Zeliha Irmak
Ankara — Emek Partisi (EMEP) İstanbul Milletvekili İskender Bayhan, süreç komisyonunda dinlenmeyen vicdani retçilerilerin raporlarını TBMM Başkanlığına sundu. Bayhan, “Vicdani retçiler, Komisyonun Türkiye’de demokrasinin derinleşmesine katkı sağlayabilecek tarihî bir fırsatla karşı karşıya olduğunu vurguluyor. Yapılan çağrıda şu ifadeler öne çıkıyor: ‘Bu mesele teknik bir yasa değişikliği değil, vicdan özgürlüğünün tanınmasıyla ilgilidir. Komisyonun adını tarihe, Türkiye’de vicdan özgürlüğünün önündeki son engelleri kaldıran bir irade olarak yazdırın’” dedi.
Komisyon üyesi, İskender Bayhan, “25 Ağustos’ta Meclis Başkanlığına sunduğumuz ekli listede, vicdani retçilerin de Millî Dayanışma, Kardeşlik ve Demokrasi Komisyonuna davet edilmesi için önerimiz yer alıyordu. Toplumsal yüzleşmenin derinleştirilmesi ve farklı kimlik ile inançlara yönelik hak ihlallerinin görünür kılınması amacıyla yürütülen çalışmalar sırasında, vicdani retçilerin de komisyonda dinlenmesini önemsemiştik. Dinleme için komisyona henüz davet edilmemiş olan vicdani ret hareketi temsilcilerinin süreçle ilgili yazılı raporları ektedir” dedi
Vicdani ret hareketinden Şendoğan Yazıcı ve Yavuz Atan’ın imzalarını taşıyan raporunu komisyona sunan Bayhan, “Rapor, Türkiye’de vicdani ret hakkının tanınmaması nedeniyle bireylerin ‘sivil ölüm’ olarak tanımlanan bir statüye mahkûm edildiğini vurguluyor. Bu kapsamda, retçiler şu üç temel ihlali öne çıkarıyor: Ekonomik imha: Banka hesaplarına el konulması, e-haciz uygulamaları ve çalışma yaşamının fiilen sonlanması. Sosyal tecrit: Sürekli gözaltı riskiyle yaşamak ve seyahat özgürlüğünün kısıtlanması. Siyasi hakların gaspı: Seçme ve seçilme haklarının fiilen ortadan kalkması. Bu durumun, Avrupa İnsan Hakları Mahkemesi’nin Osman Murat Ülke/Türkiye kararında tespit ettiği şekilde, insan hakları ihlali niteliği taşıdığı belirtiliyor.

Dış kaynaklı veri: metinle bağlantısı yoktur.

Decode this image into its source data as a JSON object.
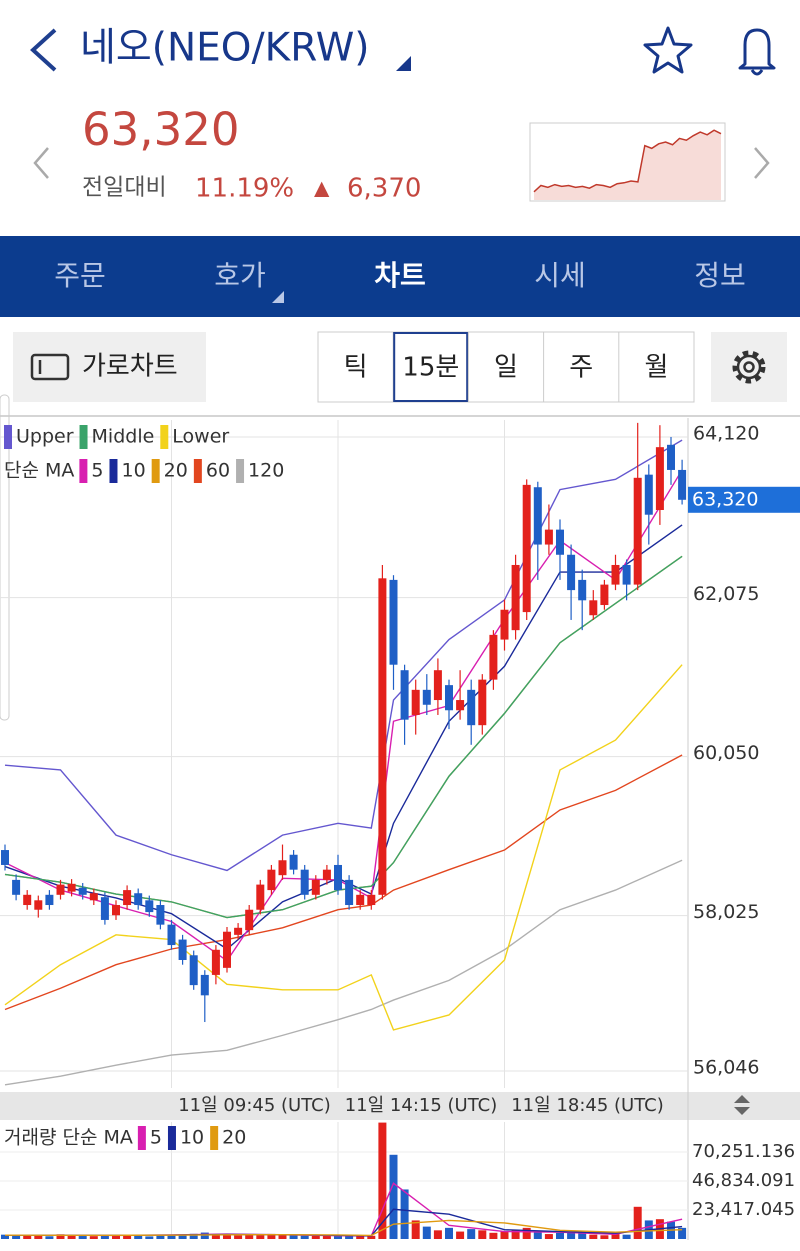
{
  "header": {
    "title": "네오(NEO/KRW)",
    "price": "63,320",
    "change_label": "전일대비",
    "change_pct": "11.19%",
    "change_arrow": "▲",
    "change_abs": "6,370"
  },
  "sparkline": {
    "values": [
      56900,
      57600,
      57400,
      57700,
      57500,
      57600,
      57400,
      57500,
      57300,
      57700,
      57600,
      57400,
      57800,
      57900,
      58100,
      58000,
      62000,
      61700,
      62200,
      62400,
      62100,
      62800,
      62600,
      63100,
      63500,
      63200,
      63700,
      63320
    ],
    "baseline": 56950,
    "ylim": [
      56000,
      64500
    ],
    "color": "#c0392b"
  },
  "tabs": {
    "items": [
      "주문",
      "호가",
      "차트",
      "시세",
      "정보"
    ],
    "active": 2
  },
  "toolbar": {
    "landscape": "가로차트",
    "periods": [
      "틱",
      "15분",
      "일",
      "주",
      "월"
    ],
    "active": 1
  },
  "chart_data": {
    "type": "candlestick",
    "up_color": "#e3211c",
    "down_color": "#1f5fc6",
    "ohlc": [
      [
        58860,
        58930,
        58600,
        58670
      ],
      [
        58480,
        58550,
        58220,
        58290
      ],
      [
        58160,
        58350,
        58100,
        58290
      ],
      [
        58100,
        58280,
        58000,
        58220
      ],
      [
        58290,
        58350,
        58100,
        58160
      ],
      [
        58290,
        58480,
        58230,
        58420
      ],
      [
        58330,
        58490,
        58270,
        58430
      ],
      [
        58380,
        58440,
        58230,
        58290
      ],
      [
        58220,
        58370,
        58160,
        58310
      ],
      [
        58260,
        58320,
        57910,
        57970
      ],
      [
        58030,
        58220,
        57970,
        58160
      ],
      [
        58160,
        58410,
        58100,
        58350
      ],
      [
        58310,
        58370,
        58100,
        58160
      ],
      [
        58220,
        58280,
        58010,
        58070
      ],
      [
        58160,
        58220,
        57850,
        57910
      ],
      [
        57910,
        57970,
        57590,
        57650
      ],
      [
        57720,
        57780,
        57400,
        57460
      ],
      [
        57520,
        57580,
        57080,
        57140
      ],
      [
        57270,
        57330,
        56670,
        57010
      ],
      [
        57270,
        57650,
        57150,
        57590
      ],
      [
        57360,
        57880,
        57300,
        57820
      ],
      [
        57780,
        57930,
        57720,
        57870
      ],
      [
        57840,
        58160,
        57780,
        58100
      ],
      [
        58100,
        58480,
        58040,
        58420
      ],
      [
        58350,
        58670,
        58290,
        58610
      ],
      [
        58540,
        58930,
        58480,
        58730
      ],
      [
        58800,
        58860,
        58550,
        58610
      ],
      [
        58610,
        58670,
        58230,
        58290
      ],
      [
        58290,
        58540,
        58230,
        58480
      ],
      [
        58480,
        58670,
        58420,
        58610
      ],
      [
        58670,
        58800,
        58290,
        58350
      ],
      [
        58480,
        58540,
        58100,
        58160
      ],
      [
        58160,
        58350,
        58100,
        58290
      ],
      [
        58160,
        58350,
        58100,
        58290
      ],
      [
        58290,
        62490,
        58230,
        62320
      ],
      [
        62300,
        62360,
        60900,
        61220
      ],
      [
        61150,
        61220,
        60200,
        60520
      ],
      [
        60580,
        61030,
        60330,
        60900
      ],
      [
        60900,
        61100,
        60580,
        60710
      ],
      [
        60770,
        61300,
        60580,
        61150
      ],
      [
        60960,
        61030,
        60400,
        60640
      ],
      [
        60640,
        61150,
        60520,
        60770
      ],
      [
        60900,
        61030,
        60200,
        60450
      ],
      [
        60450,
        61100,
        60330,
        61030
      ],
      [
        61030,
        61660,
        60900,
        61600
      ],
      [
        61540,
        62050,
        61400,
        61920
      ],
      [
        61660,
        62620,
        61540,
        62490
      ],
      [
        61890,
        63580,
        61790,
        63510
      ],
      [
        63480,
        63550,
        62300,
        62750
      ],
      [
        62750,
        63260,
        62620,
        62940
      ],
      [
        62940,
        63070,
        62300,
        62620
      ],
      [
        62620,
        62750,
        61790,
        62170
      ],
      [
        62300,
        62430,
        61660,
        62040
      ],
      [
        61850,
        62170,
        61790,
        62040
      ],
      [
        61980,
        62300,
        61920,
        62240
      ],
      [
        62240,
        62620,
        62170,
        62490
      ],
      [
        62490,
        62560,
        62040,
        62240
      ],
      [
        62240,
        64300,
        62170,
        63600
      ],
      [
        63640,
        63770,
        62750,
        63130
      ],
      [
        63190,
        64270,
        63000,
        63990
      ],
      [
        64020,
        64120,
        63510,
        63700
      ],
      [
        63700,
        63830,
        63260,
        63320
      ]
    ],
    "ylim": [
      55830,
      64336
    ],
    "yticks": [
      {
        "value": 64120,
        "label": "64,120"
      },
      {
        "value": 62075,
        "label": "62,075"
      },
      {
        "value": 60050,
        "label": "60,050"
      },
      {
        "value": 58025,
        "label": "58,025"
      },
      {
        "value": 56046,
        "label": "56,046"
      }
    ],
    "current": {
      "value": 63320,
      "label": "63,320"
    },
    "x_labels": [
      {
        "value": 15,
        "label": "11일 09:45 (UTC)"
      },
      {
        "value": 30,
        "label": "11일 14:15 (UTC)"
      },
      {
        "value": 45,
        "label": "11일 18:45 (UTC)"
      }
    ],
    "line_x": [
      0,
      5,
      10,
      15,
      20,
      25,
      30,
      33,
      35,
      40,
      45,
      50,
      55,
      61
    ],
    "bands": {
      "series": [
        {
          "name": "Upper",
          "color": "#6457cf",
          "values": [
            59940,
            59880,
            59050,
            58800,
            58600,
            59050,
            59200,
            59140,
            60770,
            61540,
            62045,
            63450,
            63580,
            64080
          ]
        },
        {
          "name": "Middle",
          "color": "#3aa36a",
          "values": [
            58550,
            58450,
            58300,
            58200,
            58000,
            58100,
            58350,
            58400,
            58700,
            59800,
            60600,
            61500,
            62000,
            62600
          ]
        },
        {
          "name": "Lower",
          "color": "#f2d21b",
          "values": [
            56890,
            57400,
            57780,
            57720,
            57150,
            57080,
            57080,
            57270,
            56570,
            56760,
            57460,
            59880,
            60260,
            61220
          ]
        }
      ]
    },
    "ma": {
      "label": "단순 MA",
      "series": [
        {
          "name": "5",
          "color": "#d81fb0",
          "values": [
            58700,
            58350,
            58150,
            57950,
            57450,
            58500,
            58480,
            58250,
            60500,
            60700,
            61800,
            62800,
            62300,
            63700
          ]
        },
        {
          "name": "10",
          "color": "#1a2a9a",
          "values": [
            58650,
            58400,
            58250,
            58050,
            57600,
            58200,
            58500,
            58300,
            59200,
            60500,
            61200,
            62400,
            62400,
            63000
          ]
        },
        {
          "name": "20",
          "color": "#e09a10",
          "values": [
            58550,
            58450,
            58300,
            58200,
            58000,
            58100,
            58350,
            58400,
            58700,
            59800,
            60600,
            61500,
            62000,
            62600
          ]
        },
        {
          "name": "60",
          "color": "#e2461f",
          "values": [
            56830,
            57100,
            57400,
            57600,
            57720,
            57870,
            58100,
            58160,
            58350,
            58610,
            58860,
            59370,
            59620,
            60070
          ]
        },
        {
          "name": "120",
          "color": "#b0b0b0",
          "values": [
            55870,
            55980,
            56120,
            56250,
            56310,
            56500,
            56700,
            56830,
            56950,
            57200,
            57590,
            58100,
            58350,
            58730
          ]
        }
      ]
    },
    "volume": {
      "label": "거래량 단순 MA",
      "values": [
        3500,
        2800,
        3000,
        2500,
        2200,
        3800,
        2600,
        2400,
        2300,
        3000,
        2700,
        3300,
        2500,
        2100,
        2900,
        3100,
        3600,
        4200,
        5200,
        4000,
        3500,
        2800,
        3200,
        3000,
        4100,
        3900,
        3300,
        2700,
        2500,
        3100,
        2600,
        2400,
        2200,
        2600,
        94000,
        68000,
        40000,
        15000,
        10000,
        7000,
        9000,
        6000,
        8000,
        7000,
        5000,
        6000,
        7000,
        9000,
        6000,
        4000,
        5000,
        6000,
        4500,
        3500,
        3000,
        4000,
        3500,
        26000,
        15000,
        16000,
        14000,
        9000
      ],
      "ylim": [
        0,
        94475
      ],
      "yticks": [
        {
          "value": 70251.136,
          "label": "70,251.136"
        },
        {
          "value": 46834.091,
          "label": "46,834.091"
        },
        {
          "value": 23417.045,
          "label": "23,417.045"
        }
      ],
      "series": [
        {
          "name": "5",
          "color": "#d81fb0",
          "values": [
            3000,
            3100,
            2900,
            3300,
            4000,
            3400,
            2700,
            2500,
            45000,
            11000,
            6000,
            5500,
            3800,
            16000
          ]
        },
        {
          "name": "10",
          "color": "#1a2a9a",
          "values": [
            3000,
            3000,
            3000,
            3200,
            3700,
            3500,
            3000,
            2600,
            24000,
            20000,
            7500,
            6000,
            4700,
            10000
          ]
        },
        {
          "name": "20",
          "color": "#e09a10",
          "values": [
            3100,
            3000,
            3000,
            3100,
            3400,
            3500,
            3300,
            2900,
            12000,
            15000,
            13000,
            7000,
            5500,
            7500
          ]
        }
      ]
    }
  }
}
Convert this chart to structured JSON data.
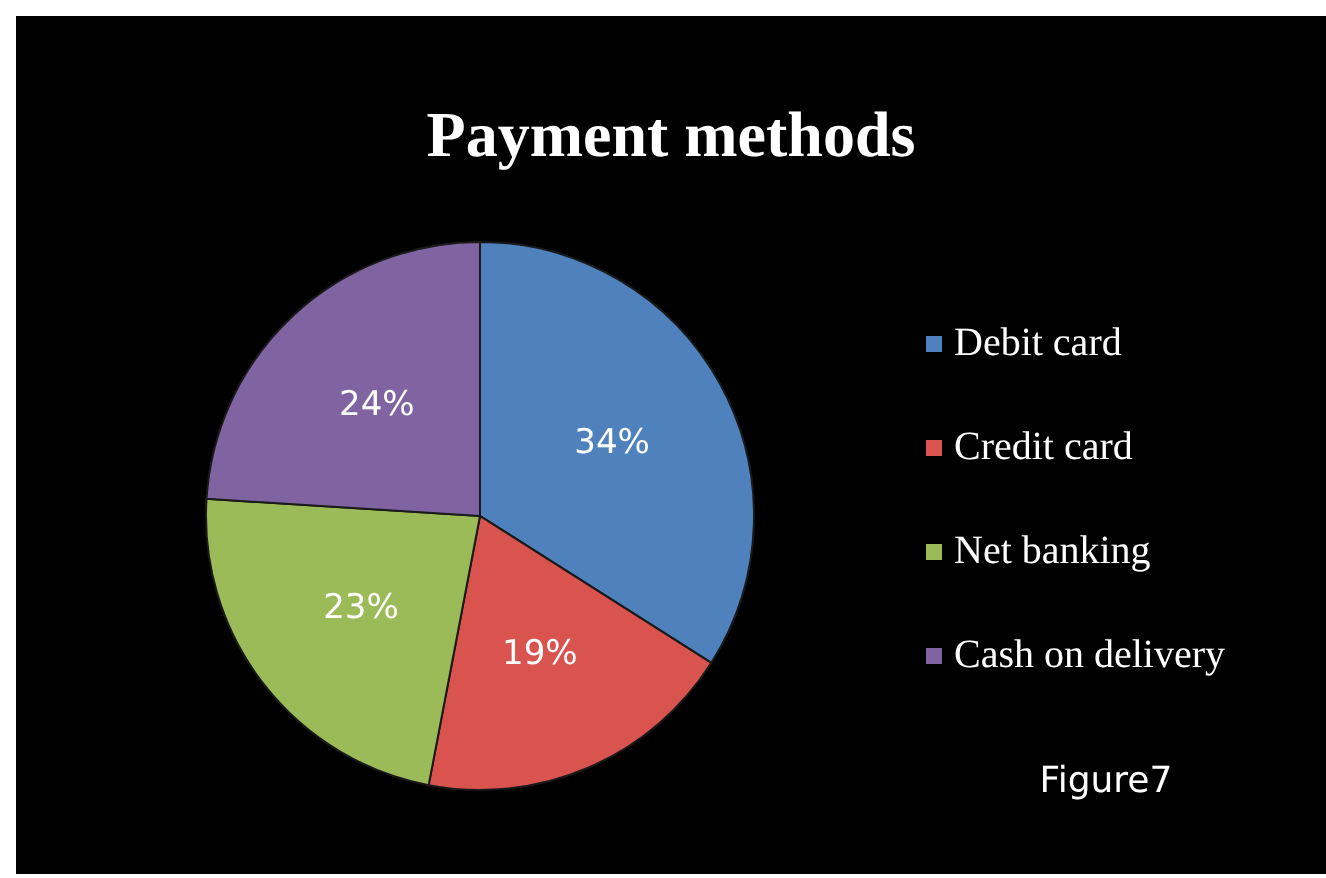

Temel talep: vicdani ret hakkının koşulsuz tanınması” dedi.
Raporun merkezinde, vicdani ret hakkının koşulsuz ve yasal güvence altına alınması talebinin yer aldığını vurgulayan Bayhan, “AİHM’nin Bayatyan/Ermenistan, Erçep/Türkiye ve Kanatlı/Türkiye kararlarına atıf yapılarak, bu hakkın Avrupa İnsan Hakları Sözleşmesi’nin 9. maddesi uyarınca düşünce, vicdan ve din özgürlüğünün ayrılmaz bir parçası olduğu hatırlatılıyor. Raporda ayrıca, ‘alternatif sivil hizmet’ önerisinin çözüm olmadığının altı çiziliyor: ‘Sorun, üniformanın rengi değil; zorunluluğun kendisidir. Vicdani ret, bir imtiyaz değil, insan onurunun ifadesidir’ Komisyona çağrı: cesur ve tarihi bir adım atın. Vicdani retçiler, Komisyon’un Türkiye’de demokrasinin derinleşmesine katkı sağlayabilecek tarihî bir fırsatla karşı karşıya olduğunu vurguluyor.Yapılan çağrıda şu ifadeler öne çıkıyor: ‘Bu mesele teknik bir yasa değişikliği değil, vicdan özgürlüğünün tanınmasıyla ilgilidir. Komisyonun adını tarihe, Türkiye’de vicdan özgürlüğünün önündeki son engelleri kaldıran bir irade olarak yazdırın’” dedi.